The official land price (Japanese) closest to the Tokyo satellite office location had a square meter price of 842,000 yen ($76k USD). Multiply this by 419 square meters (4,510 sq. ft) and we get 352.8 million yen (3.2 million USD) just for the land. Book value was recorded at 235.2 million yen ($2.1 million USD) in fiscal 2017. Given that the property is a corner lot and practically on top of Tokyo Metro’s Kuramae station, the actual land value is probably higher than 842,000 yen per square foot. As a reference, Taito ward’s average official land price was 1,237,000 yen ($11,140 USD) per square meter.
At the very least, I figured digging into land values for Fujix’s other locations would be useful:
Source: Company filings and Tochidai.info (Japanese)
The company has been in the Kyoto main office since 1970. The production facility has been in use since 1996. Land was purchased in Tokyo for the new satellite office, but the building hasn’t been built yet. Fujix currently operates out of a temporary office. Keep in mind, the above figures are for land only. Book values of the facilities above minus the land comes out to 576 million yen ($5.2 million USD).
If you’re buying Fujix, it won’t be for the operating business. The company has been pouring money into a leaky bucket, and there is no indication that this will change any time soon. Fortunately, the losses haven’t been substantial so far.
Naturally, if you are buying Fujix, it would be for the assets. The sale of the Tokyo satellite office realized a capital gain of 1,325 million yen ($11.9 million USD) earlier this year. We can expect similar capital gains if the company decides to sell its Kyoto and Shiga properties.
All in all, the difference between book and market values of Fujix’s land alone comes out to 975 million yen ($8.8 million USD). Adjusting for this differential, net asset value (minus minority interest) comes out to 10,184 million yen ($91.7 million USD) vs. current market cap of 2,960 million yen ($26.7 million USD).
Several warnings/assumptions to keep in mind:
- Operating business eats up about 150 million yen ($1.35 million USD) per year.
- No sign of material change in operating business or management strategy to shift investor sentiment.
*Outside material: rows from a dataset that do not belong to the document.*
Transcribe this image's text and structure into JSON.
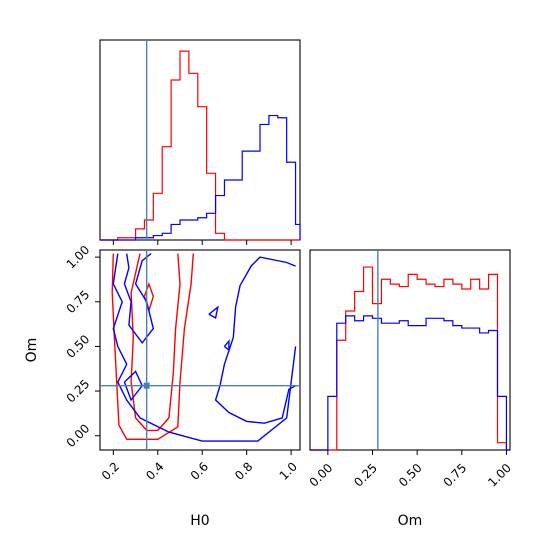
{
  "chart_data": {
    "type": "corner",
    "parameters": [
      "H0",
      "Om"
    ],
    "truths": {
      "H0": 0.35,
      "Om": 0.28
    },
    "truth_color": "#4682b4",
    "series": [
      {
        "color": "#ff0000"
      },
      {
        "color": "#0000ff"
      }
    ],
    "panels": [
      {
        "name": "H0-marginal",
        "type": "histogram",
        "param": "H0",
        "xlim": [
          0.14,
          1.04
        ],
        "bin_edges": [
          0.14,
          0.18,
          0.22,
          0.26,
          0.3,
          0.34,
          0.38,
          0.42,
          0.46,
          0.5,
          0.54,
          0.58,
          0.62,
          0.66,
          0.7,
          0.74,
          0.78,
          0.82,
          0.86,
          0.9,
          0.94,
          0.98,
          1.02,
          1.04
        ],
        "counts": [
          {
            "series": 0,
            "values": [
              0,
              0,
              1,
              1,
              5,
              9,
              21,
              42,
              72,
              85,
              75,
              60,
              30,
              3,
              0,
              0,
              0,
              0,
              0,
              0,
              0,
              0,
              0
            ]
          },
          {
            "series": 1,
            "values": [
              0,
              0,
              0,
              0,
              1,
              1,
              2,
              3,
              7,
              9,
              9,
              10,
              12,
              20,
              27,
              27,
              40,
              40,
              52,
              56,
              55,
              35,
              7
            ]
          }
        ]
      },
      {
        "name": "Om-marginal",
        "type": "histogram",
        "param": "Om",
        "xlim": [
          -0.1,
          1.02
        ],
        "bin_edges": [
          -0.1,
          -0.05,
          0.0,
          0.05,
          0.1,
          0.15,
          0.2,
          0.25,
          0.3,
          0.35,
          0.4,
          0.45,
          0.5,
          0.55,
          0.6,
          0.65,
          0.7,
          0.75,
          0.8,
          0.85,
          0.9,
          0.95,
          1.0,
          1.02
        ],
        "counts": [
          {
            "series": 0,
            "values": [
              0,
              0,
              0,
              45,
              57,
              65,
              75,
              60,
              70,
              68,
              67,
              72,
              70,
              68,
              67,
              70,
              68,
              66,
              70,
              66,
              72,
              3,
              0
            ]
          },
          {
            "series": 1,
            "values": [
              0,
              0,
              22,
              52,
              55,
              53,
              55,
              54,
              52,
              52,
              53,
              51,
              51,
              54,
              54,
              53,
              51,
              50,
              50,
              48,
              49,
              22,
              0
            ]
          }
        ]
      },
      {
        "name": "H0-Om-contour",
        "type": "contour",
        "xparam": "H0",
        "yparam": "Om",
        "xlim": [
          0.14,
          1.04
        ],
        "ylim": [
          -0.08,
          1.04
        ],
        "contours": [
          {
            "series": 0,
            "points": [
              [
                0.2,
                1.02
              ],
              [
                0.195,
                0.8
              ],
              [
                0.205,
                0.55
              ],
              [
                0.215,
                0.3
              ],
              [
                0.225,
                0.06
              ],
              [
                0.26,
                -0.02
              ],
              [
                0.4,
                -0.02
              ],
              [
                0.49,
                0.05
              ],
              [
                0.5,
                0.3
              ],
              [
                0.52,
                0.6
              ],
              [
                0.55,
                0.85
              ],
              [
                0.56,
                1.02
              ]
            ]
          },
          {
            "series": 0,
            "points": [
              [
                0.32,
                1.02
              ],
              [
                0.28,
                0.8
              ],
              [
                0.29,
                0.55
              ],
              [
                0.28,
                0.3
              ],
              [
                0.3,
                0.1
              ],
              [
                0.35,
                0.03
              ],
              [
                0.4,
                0.03
              ],
              [
                0.45,
                0.1
              ],
              [
                0.47,
                0.35
              ],
              [
                0.48,
                0.6
              ],
              [
                0.5,
                0.85
              ],
              [
                0.49,
                1.02
              ]
            ]
          },
          {
            "series": 0,
            "points": [
              [
                0.34,
                0.78
              ],
              [
                0.36,
                0.7
              ],
              [
                0.38,
                0.78
              ],
              [
                0.36,
                0.85
              ],
              [
                0.34,
                0.78
              ]
            ]
          },
          {
            "series": 1,
            "points": [
              [
                0.22,
                1.02
              ],
              [
                0.2,
                0.85
              ],
              [
                0.24,
                0.75
              ],
              [
                0.2,
                0.6
              ],
              [
                0.22,
                0.5
              ],
              [
                0.26,
                0.4
              ],
              [
                0.22,
                0.3
              ],
              [
                0.26,
                0.2
              ],
              [
                0.32,
                0.1
              ],
              [
                0.45,
                0.02
              ],
              [
                0.6,
                -0.03
              ],
              [
                0.85,
                -0.03
              ],
              [
                0.98,
                0.1
              ],
              [
                1.02,
                0.5
              ]
            ]
          },
          {
            "series": 1,
            "points": [
              [
                1.02,
                0.95
              ],
              [
                0.98,
                0.97
              ],
              [
                0.86,
                1.0
              ],
              [
                0.82,
                0.95
              ],
              [
                0.77,
                0.84
              ],
              [
                0.75,
                0.72
              ],
              [
                0.74,
                0.55
              ],
              [
                0.7,
                0.4
              ],
              [
                0.68,
                0.28
              ],
              [
                0.66,
                0.2
              ],
              [
                0.72,
                0.13
              ],
              [
                0.8,
                0.08
              ],
              [
                0.88,
                0.07
              ],
              [
                0.96,
                0.1
              ],
              [
                0.99,
                0.26
              ],
              [
                1.02,
                0.28
              ]
            ]
          },
          {
            "series": 1,
            "points": [
              [
                0.26,
                1.02
              ],
              [
                0.27,
                0.94
              ],
              [
                0.25,
                0.85
              ],
              [
                0.28,
                0.75
              ],
              [
                0.27,
                0.62
              ],
              [
                0.33,
                0.52
              ],
              [
                0.38,
                0.6
              ],
              [
                0.35,
                0.75
              ],
              [
                0.3,
                0.85
              ],
              [
                0.33,
                0.98
              ],
              [
                0.37,
                1.02
              ]
            ]
          },
          {
            "series": 1,
            "points": [
              [
                0.25,
                0.3
              ],
              [
                0.3,
                0.36
              ],
              [
                0.33,
                0.28
              ],
              [
                0.28,
                0.2
              ],
              [
                0.25,
                0.3
              ]
            ]
          },
          {
            "series": 1,
            "points": [
              [
                0.63,
                0.68
              ],
              [
                0.67,
                0.72
              ],
              [
                0.66,
                0.66
              ],
              [
                0.63,
                0.68
              ]
            ]
          },
          {
            "series": 1,
            "points": [
              [
                0.7,
                0.5
              ],
              [
                0.72,
                0.53
              ],
              [
                0.72,
                0.48
              ],
              [
                0.7,
                0.5
              ]
            ]
          }
        ]
      }
    ],
    "tick_labels": {
      "H0": [
        "0.2",
        "0.4",
        "0.6",
        "0.8",
        "1.0"
      ],
      "Om": [
        "0.00",
        "0.25",
        "0.50",
        "0.75",
        "1.00"
      ]
    },
    "xlabel_bottom_left": "H0",
    "xlabel_bottom_right": "Om",
    "ylabel_left": "Om"
  }
}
- Company could sell its properties tomorrow… or never.
60% of adjusted net asset value is probably a sufficiently discounted figure for valuation purposes. This puts fair value at 6,110 million yen ($55 million USD), or 4,437 yen per share vs. today’s 2,150 yen per share. Played out over ten years, investment CAGR is 7.5%.
The bottom line
If you’re buying Fujix, you’re buying it for the assets, not the operating business. The recent Tokyo satellite office sale highlighted this, with land purchased forever ago and recorded on the balance sheet at original purchase cost. The company can expect similar gains on its other properties if it decides to sell. Investors can expect a 7.5% investment CAGR over ten years, with the only immediately obvious catalyst being the sale of property.